As noted, the basic issue is whether we are to wait and try to adjust or act now to oppose.

The great weakness in the modus vivendi approach is that:

—it gives Allende the strategic initiative;

—it plays into his game plan and almost insures that he will consolidate himself;

—if he does consolidate himself, he will have even more freedom to act against us after a period of our acceptance of him than if we had opposed him all along;

—there are no apparent reasons or available intelligence to justify a benign or optimistic view of an Allende regime over the long term. In fact, as noted, an “independent” rational socialist state linked to Cuba and the USSR can be even more dangerous for our long-term interests than a very radical regime.

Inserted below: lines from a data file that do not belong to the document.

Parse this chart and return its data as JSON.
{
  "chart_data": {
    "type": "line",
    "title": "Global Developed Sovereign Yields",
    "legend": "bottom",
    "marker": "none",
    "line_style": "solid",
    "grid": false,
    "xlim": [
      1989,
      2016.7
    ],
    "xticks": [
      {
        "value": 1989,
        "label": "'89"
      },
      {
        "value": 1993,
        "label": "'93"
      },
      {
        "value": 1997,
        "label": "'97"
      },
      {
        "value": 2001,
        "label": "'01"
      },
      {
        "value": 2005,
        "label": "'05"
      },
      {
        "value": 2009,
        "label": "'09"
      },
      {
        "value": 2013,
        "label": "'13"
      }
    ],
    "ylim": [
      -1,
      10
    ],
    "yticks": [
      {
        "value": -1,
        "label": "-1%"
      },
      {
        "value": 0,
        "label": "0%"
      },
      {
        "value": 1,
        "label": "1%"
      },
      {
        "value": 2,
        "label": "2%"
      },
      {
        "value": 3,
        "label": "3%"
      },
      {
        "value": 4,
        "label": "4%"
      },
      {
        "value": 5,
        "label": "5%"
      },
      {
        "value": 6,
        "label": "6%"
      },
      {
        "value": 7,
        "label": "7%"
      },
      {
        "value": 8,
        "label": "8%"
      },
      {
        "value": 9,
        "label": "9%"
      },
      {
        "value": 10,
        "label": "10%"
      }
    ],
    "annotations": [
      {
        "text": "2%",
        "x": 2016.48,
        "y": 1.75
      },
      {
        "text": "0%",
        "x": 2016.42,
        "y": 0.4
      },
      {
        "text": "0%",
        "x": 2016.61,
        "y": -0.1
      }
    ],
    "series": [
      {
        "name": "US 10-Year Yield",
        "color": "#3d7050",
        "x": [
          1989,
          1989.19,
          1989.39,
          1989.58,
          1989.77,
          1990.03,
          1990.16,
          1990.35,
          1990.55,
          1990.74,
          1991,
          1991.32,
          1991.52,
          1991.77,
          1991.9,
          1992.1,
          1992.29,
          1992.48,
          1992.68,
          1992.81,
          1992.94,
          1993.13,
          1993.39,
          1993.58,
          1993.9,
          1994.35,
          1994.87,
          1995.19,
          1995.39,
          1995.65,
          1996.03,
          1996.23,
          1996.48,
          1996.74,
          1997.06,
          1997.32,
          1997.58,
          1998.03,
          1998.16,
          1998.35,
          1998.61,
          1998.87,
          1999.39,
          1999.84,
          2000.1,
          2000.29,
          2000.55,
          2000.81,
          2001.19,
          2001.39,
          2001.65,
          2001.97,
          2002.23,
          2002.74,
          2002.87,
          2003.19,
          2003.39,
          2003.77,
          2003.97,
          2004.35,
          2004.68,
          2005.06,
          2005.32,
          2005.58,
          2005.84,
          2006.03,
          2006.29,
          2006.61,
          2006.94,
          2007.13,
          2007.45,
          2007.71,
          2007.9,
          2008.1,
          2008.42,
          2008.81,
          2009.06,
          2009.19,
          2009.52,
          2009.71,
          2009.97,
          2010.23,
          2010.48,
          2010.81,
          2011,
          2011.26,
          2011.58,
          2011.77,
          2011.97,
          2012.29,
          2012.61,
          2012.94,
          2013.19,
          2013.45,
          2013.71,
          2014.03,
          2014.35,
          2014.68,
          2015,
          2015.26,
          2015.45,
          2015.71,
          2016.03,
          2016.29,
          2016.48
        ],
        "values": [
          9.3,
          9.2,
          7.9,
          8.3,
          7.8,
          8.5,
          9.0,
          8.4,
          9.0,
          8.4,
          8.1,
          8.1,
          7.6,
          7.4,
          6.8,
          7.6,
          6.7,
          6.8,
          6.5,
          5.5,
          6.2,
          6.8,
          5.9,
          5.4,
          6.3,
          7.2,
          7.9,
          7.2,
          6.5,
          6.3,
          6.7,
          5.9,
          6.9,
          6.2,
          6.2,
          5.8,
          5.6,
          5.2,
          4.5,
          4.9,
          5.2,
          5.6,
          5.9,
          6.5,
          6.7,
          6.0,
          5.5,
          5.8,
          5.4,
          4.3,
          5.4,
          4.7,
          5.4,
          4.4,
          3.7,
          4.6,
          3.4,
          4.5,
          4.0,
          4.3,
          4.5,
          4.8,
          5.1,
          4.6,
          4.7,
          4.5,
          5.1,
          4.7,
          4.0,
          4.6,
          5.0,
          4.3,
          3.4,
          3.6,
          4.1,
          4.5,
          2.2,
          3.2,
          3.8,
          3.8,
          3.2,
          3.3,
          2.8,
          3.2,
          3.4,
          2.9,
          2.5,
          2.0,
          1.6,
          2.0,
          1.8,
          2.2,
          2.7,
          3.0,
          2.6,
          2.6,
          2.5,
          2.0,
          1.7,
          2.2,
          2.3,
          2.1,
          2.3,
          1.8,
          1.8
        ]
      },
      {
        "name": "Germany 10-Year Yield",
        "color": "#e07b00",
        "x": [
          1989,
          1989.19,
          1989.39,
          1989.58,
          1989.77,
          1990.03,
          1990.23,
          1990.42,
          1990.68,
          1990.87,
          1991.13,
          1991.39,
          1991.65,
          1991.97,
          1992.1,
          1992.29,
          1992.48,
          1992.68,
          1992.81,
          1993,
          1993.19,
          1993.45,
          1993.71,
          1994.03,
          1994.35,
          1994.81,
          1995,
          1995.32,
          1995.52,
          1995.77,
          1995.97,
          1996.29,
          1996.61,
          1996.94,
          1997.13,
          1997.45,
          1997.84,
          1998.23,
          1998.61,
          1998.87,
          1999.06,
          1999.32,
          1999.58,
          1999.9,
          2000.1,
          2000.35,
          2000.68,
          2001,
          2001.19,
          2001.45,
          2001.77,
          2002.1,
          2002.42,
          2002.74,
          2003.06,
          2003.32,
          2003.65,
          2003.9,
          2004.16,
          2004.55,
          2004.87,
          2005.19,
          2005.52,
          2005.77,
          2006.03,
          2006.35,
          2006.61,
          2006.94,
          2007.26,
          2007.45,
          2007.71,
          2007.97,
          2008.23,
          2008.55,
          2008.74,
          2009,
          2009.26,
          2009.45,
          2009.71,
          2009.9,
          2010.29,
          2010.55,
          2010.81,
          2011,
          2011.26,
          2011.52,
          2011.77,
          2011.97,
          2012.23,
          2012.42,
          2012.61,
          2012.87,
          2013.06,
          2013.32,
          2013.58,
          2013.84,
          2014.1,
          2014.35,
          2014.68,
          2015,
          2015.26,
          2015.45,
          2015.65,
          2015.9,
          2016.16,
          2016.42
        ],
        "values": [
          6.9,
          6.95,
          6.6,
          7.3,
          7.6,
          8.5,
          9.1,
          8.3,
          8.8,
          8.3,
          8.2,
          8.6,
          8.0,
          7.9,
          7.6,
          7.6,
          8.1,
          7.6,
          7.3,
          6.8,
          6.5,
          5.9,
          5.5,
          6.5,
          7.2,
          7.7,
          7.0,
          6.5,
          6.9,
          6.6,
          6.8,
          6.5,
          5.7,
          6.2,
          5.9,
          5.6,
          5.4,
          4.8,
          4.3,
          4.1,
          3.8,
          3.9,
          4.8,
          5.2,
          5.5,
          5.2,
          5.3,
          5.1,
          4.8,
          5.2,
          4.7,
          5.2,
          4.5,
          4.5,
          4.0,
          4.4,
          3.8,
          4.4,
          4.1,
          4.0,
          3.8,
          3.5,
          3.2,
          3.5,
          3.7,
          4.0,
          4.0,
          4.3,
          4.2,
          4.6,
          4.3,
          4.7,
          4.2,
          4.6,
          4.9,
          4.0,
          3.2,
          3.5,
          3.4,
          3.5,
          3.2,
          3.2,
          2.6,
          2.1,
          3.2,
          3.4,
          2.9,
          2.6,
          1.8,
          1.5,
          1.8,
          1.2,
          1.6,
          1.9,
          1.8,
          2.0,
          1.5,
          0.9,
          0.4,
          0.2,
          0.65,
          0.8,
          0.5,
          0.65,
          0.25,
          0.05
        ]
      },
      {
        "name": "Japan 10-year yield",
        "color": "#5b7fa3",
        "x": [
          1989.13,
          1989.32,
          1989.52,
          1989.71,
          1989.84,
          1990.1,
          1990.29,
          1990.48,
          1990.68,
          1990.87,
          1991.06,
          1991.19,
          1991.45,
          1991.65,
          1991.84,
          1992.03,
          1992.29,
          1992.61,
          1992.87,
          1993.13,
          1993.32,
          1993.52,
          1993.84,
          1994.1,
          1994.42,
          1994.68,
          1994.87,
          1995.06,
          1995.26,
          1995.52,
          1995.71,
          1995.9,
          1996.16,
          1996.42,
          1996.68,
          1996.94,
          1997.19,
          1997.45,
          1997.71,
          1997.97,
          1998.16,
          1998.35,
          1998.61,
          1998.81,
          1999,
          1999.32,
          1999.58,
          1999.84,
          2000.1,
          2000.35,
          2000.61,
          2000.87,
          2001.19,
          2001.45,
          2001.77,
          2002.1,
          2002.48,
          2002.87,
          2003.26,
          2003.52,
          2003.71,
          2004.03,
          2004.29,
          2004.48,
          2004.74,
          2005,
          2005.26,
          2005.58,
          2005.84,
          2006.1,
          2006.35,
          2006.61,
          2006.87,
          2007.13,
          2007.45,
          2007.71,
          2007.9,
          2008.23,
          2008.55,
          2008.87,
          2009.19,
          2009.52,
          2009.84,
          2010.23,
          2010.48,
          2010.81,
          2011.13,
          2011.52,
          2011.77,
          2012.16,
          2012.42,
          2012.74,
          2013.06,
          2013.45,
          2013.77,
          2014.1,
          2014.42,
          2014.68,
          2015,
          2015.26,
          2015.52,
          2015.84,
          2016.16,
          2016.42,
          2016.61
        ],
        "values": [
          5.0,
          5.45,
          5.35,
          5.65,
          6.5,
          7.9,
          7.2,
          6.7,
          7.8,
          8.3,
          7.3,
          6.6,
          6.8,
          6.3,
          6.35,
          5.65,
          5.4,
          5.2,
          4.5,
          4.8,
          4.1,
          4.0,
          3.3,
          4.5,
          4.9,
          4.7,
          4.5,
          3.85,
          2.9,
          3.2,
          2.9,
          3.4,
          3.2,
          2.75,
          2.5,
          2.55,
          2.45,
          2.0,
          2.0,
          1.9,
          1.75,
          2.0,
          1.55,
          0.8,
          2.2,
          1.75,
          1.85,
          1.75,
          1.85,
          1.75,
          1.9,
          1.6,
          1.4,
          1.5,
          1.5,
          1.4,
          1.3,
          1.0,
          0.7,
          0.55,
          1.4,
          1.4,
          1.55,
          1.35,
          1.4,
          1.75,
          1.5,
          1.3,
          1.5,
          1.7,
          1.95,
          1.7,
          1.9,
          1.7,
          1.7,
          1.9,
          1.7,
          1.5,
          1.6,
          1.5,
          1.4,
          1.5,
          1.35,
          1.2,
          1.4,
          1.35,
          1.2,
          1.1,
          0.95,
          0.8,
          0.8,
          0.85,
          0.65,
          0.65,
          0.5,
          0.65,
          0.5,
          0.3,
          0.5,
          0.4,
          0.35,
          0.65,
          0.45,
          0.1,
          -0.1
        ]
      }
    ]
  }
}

There is nothing in this strategy that promises to deter or prevent adverse anti-U.S. actions when and if Chile wants to pursue them—and there are far more compelling reasons to believe that he will when he feels he is established than that he will not.

The main question with the hostile approach is whether we can effectively prevent Allende from consolidating his power. There is at least some prospect that we can. But the argument can be made that even if we did not succeed—provided we did not damage ourselves too severely in the process—we could hardly be worse off than letting him entrench himself; that there is in fact some virtue in posturing ourselves in a position of opposition as a means of at least containing him and improving our chance of inducing others to help us contain him later if we have to.

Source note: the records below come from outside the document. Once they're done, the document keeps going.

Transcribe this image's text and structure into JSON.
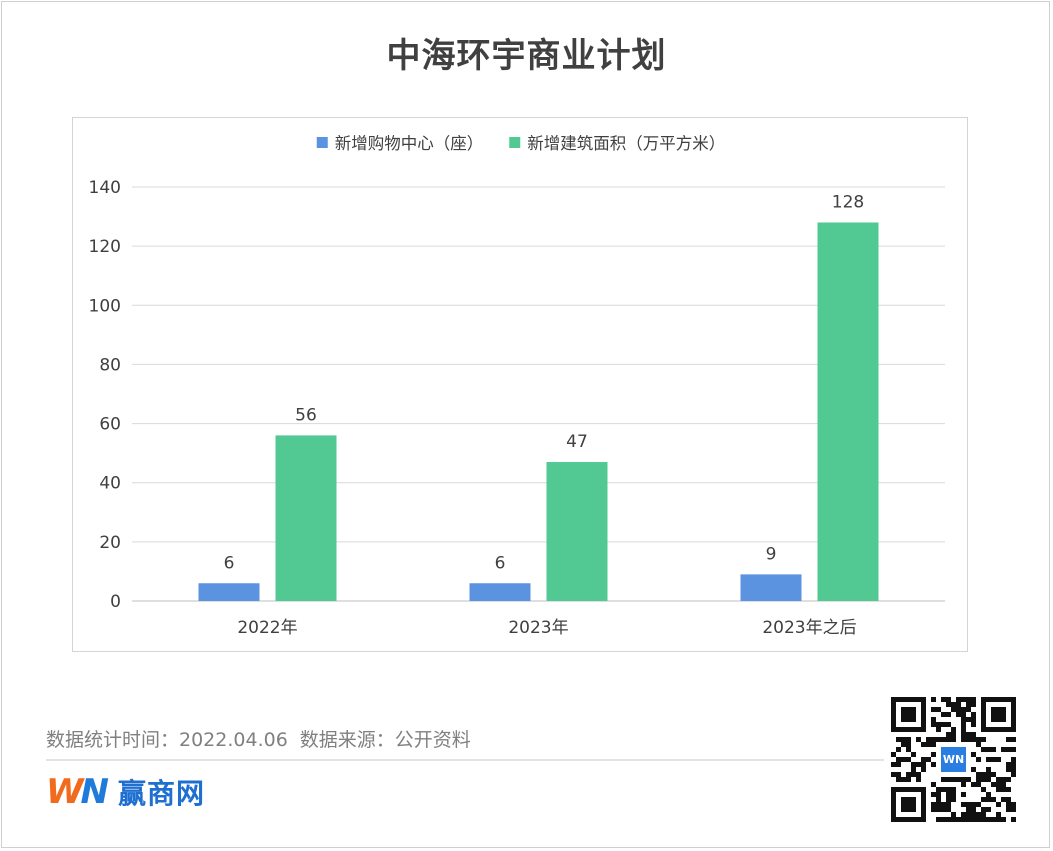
{
  "page": {
    "title": "中海环宇商业计划",
    "footer_stats_time": "数据统计时间：2022.04.06",
    "footer_source": "数据来源：公开资料",
    "brand_logo_w": "W",
    "brand_logo_n": "N",
    "brand_name": "赢商网",
    "qr_badge_text": "WN"
  },
  "colors": {
    "series1": "#5b93e0",
    "series2": "#52c993",
    "grid": "#d9d9d9",
    "text": "#404040"
  },
  "chart_data": {
    "type": "bar",
    "title": "",
    "xlabel": "",
    "ylabel": "",
    "categories": [
      "2022年",
      "2023年",
      "2023年之后"
    ],
    "series": [
      {
        "name": "新增购物中心（座）",
        "values": [
          6,
          6,
          9
        ]
      },
      {
        "name": "新增建筑面积（万平方米）",
        "values": [
          56,
          47,
          128
        ]
      }
    ],
    "ylim": [
      0,
      140
    ],
    "yticks": [
      0,
      20,
      40,
      60,
      80,
      100,
      120,
      140
    ],
    "grid": true,
    "legend_position": "top-center",
    "data_labels": true
  }
}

In my judgment the dangers of doing nothing are greater than the risks we run in trying to do something, especially since we have flexibility in tailoring our efforts to minimize those risks.

I recommend, therefore that you make a decision that we will oppose Allende as strongly as we can and do all we can to keep him from [Page 445]consolidating power, taking care to package those efforts in a style that gives us the appearance of reacting to his moves.

E. The NSC Meeting

Contrary to your usual practice of not making a decision at NSC meetings, it is essential that you make it crystal clear where you stand on this issue at today’s meeting. If all concerned do not understand that you want Allende opposed as strongly as we can, the result will be a steady drift toward the modus vivendi approach. This is primarily a question of priorities and nuance. The emphasis resulting from today’s meeting must be on opposing Allende and preventing his consolidating power and not on minimizing risks.

I recommend that after your opening remarks you call on Dick Helms to give you a briefing on the situation and what we might expect. I would then outline the main issues and options along the above lines, after which you could call on Secretaries Rogers and Laird for their views and observations. Your Talking Points, which are appended, are written along these lines.3

Also included in your book are:

—A State/DOD options paper.

—An analytical summary of that options paper.4

  1. Source: National Archives, Nixon Presidential Materials, NSC Files, NSC Institutional Files (H-Files), Box H–29, NSC Meeting, Chile, 11/6/70. Secret; Sensitive. Printed from an uninitialed copy.
  2. The meeting of the National Security Council scheduled for November 5 was postponed until November 6 on a recommendation from Kissinger. Dwight Chapin explained in a November 4 memorandum to Haldeman, “Henry Kissinger came in this morning to try to see if we could move the NSC Meeting to Friday. He feels this is very important because the subject matter is Chile and Henry says it is imperative that the President study the issue prior to holding the meeting. According to Henry, Chile could end up being the worst failure in our administration—’our Cuba’ by 1972. Henry feels that he needs to spend an hour with the President on the subject prior to holding a meeting of the NSC.” (Ibid.) Copies of talking points prepared for President Nixon and for Kissinger prior to the meeting are ibid.
  3. Attached but not printed.
  4. See Document 167 and footnote 1 thereto.